Counter-Example Guided Synthesis of Control Lyapunov Functions for Switched Systems
For control engineers, this work provides a practical automated method to synthesize stabilizing switching controllers, though it is incremental as it adapts existing CEGIS and LMI techniques.
The paper introduces a CEGIS-based framework using LMI relaxations to automatically synthesize control Lyapunov functions for switched systems, achieving computational feasibility compared to prior nonlinear constraint solvers.

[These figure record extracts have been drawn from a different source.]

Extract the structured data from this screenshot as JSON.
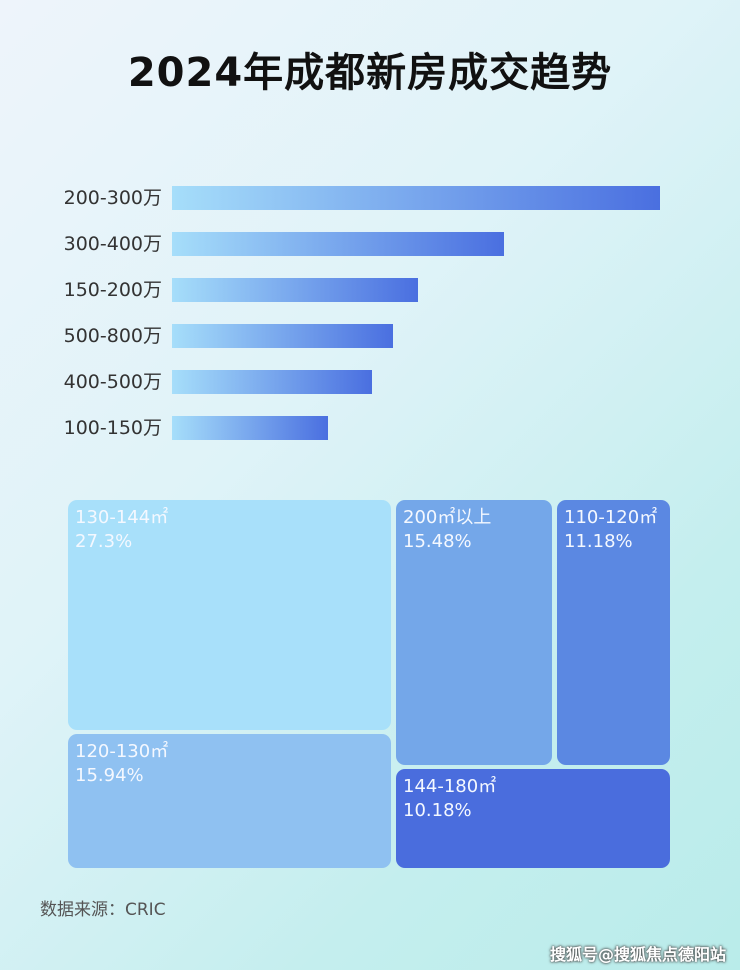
{
  "chart_data": [
    {
      "type": "bar",
      "orientation": "horizontal",
      "title": "2024年成都新房成交趋势",
      "categories": [
        "200-300万",
        "300-400万",
        "150-200万",
        "500-800万",
        "400-500万",
        "100-150万"
      ],
      "values": [
        100,
        68,
        50.4,
        45.3,
        41,
        32
      ],
      "value_axis_shown": false,
      "grid": false,
      "bar_gradient": [
        "#a6defa",
        "#4a6fe0"
      ]
    },
    {
      "type": "treemap",
      "categories": [
        "130-144㎡",
        "120-130㎡",
        "200㎡以上",
        "110-120㎡",
        "144-180㎡"
      ],
      "labels": [
        "27.3%",
        "15.94%",
        "15.48%",
        "11.18%",
        "10.18%"
      ],
      "values": [
        27.3,
        15.94,
        15.48,
        11.18,
        10.18
      ],
      "colors": [
        "#a8e0fa",
        "#8fc1f1",
        "#74a7e9",
        "#5b88e2",
        "#4a6ddd"
      ]
    }
  ],
  "footer": {
    "source": "数据来源：CRIC",
    "watermark": "搜狐号@搜狐焦点德阳站"
  }
}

We investigate the problem of synthesizing switching controllers for stabilizing continuous-time plants. First, we introduce a class of control Lyapunov functions (CLFs) for switched systems along with a switching strategy that yields a closed loop system with a guaranteed minimum dwell time in each switching mode. However, the challenge lies in automatically synthesizing appropriate CLFs. Assuming a given fixed form for the CLF with unknown coefficients, we derive quantified nonlinear constraints whose feasible solutions (if any) correspond to CLFs for the original system. However, solving quantified nonlinear constraints pose a challenge to most LMI/BMI-based relaxations. Therefore, we investigate a general approach called Counter-Example Guided Inductive Synthesis (CEGIS), that has been widely used in the emerging area of automatic program synthesis. We show how a LMI-based relaxation can be formulated within the CEGIS framework for synthesizing CLFs. We also evaluate our approach on a number of interesting benchmarks, and compare the performance of the new approach with our previous work that uses off-the-shelf nonlinear constraint solvers instead of the LMI relaxation. The results shows synthesizing CLFs by using LMI solvers inside a CEGIS framework can be a computational feasible approach to synthesizing CLFs.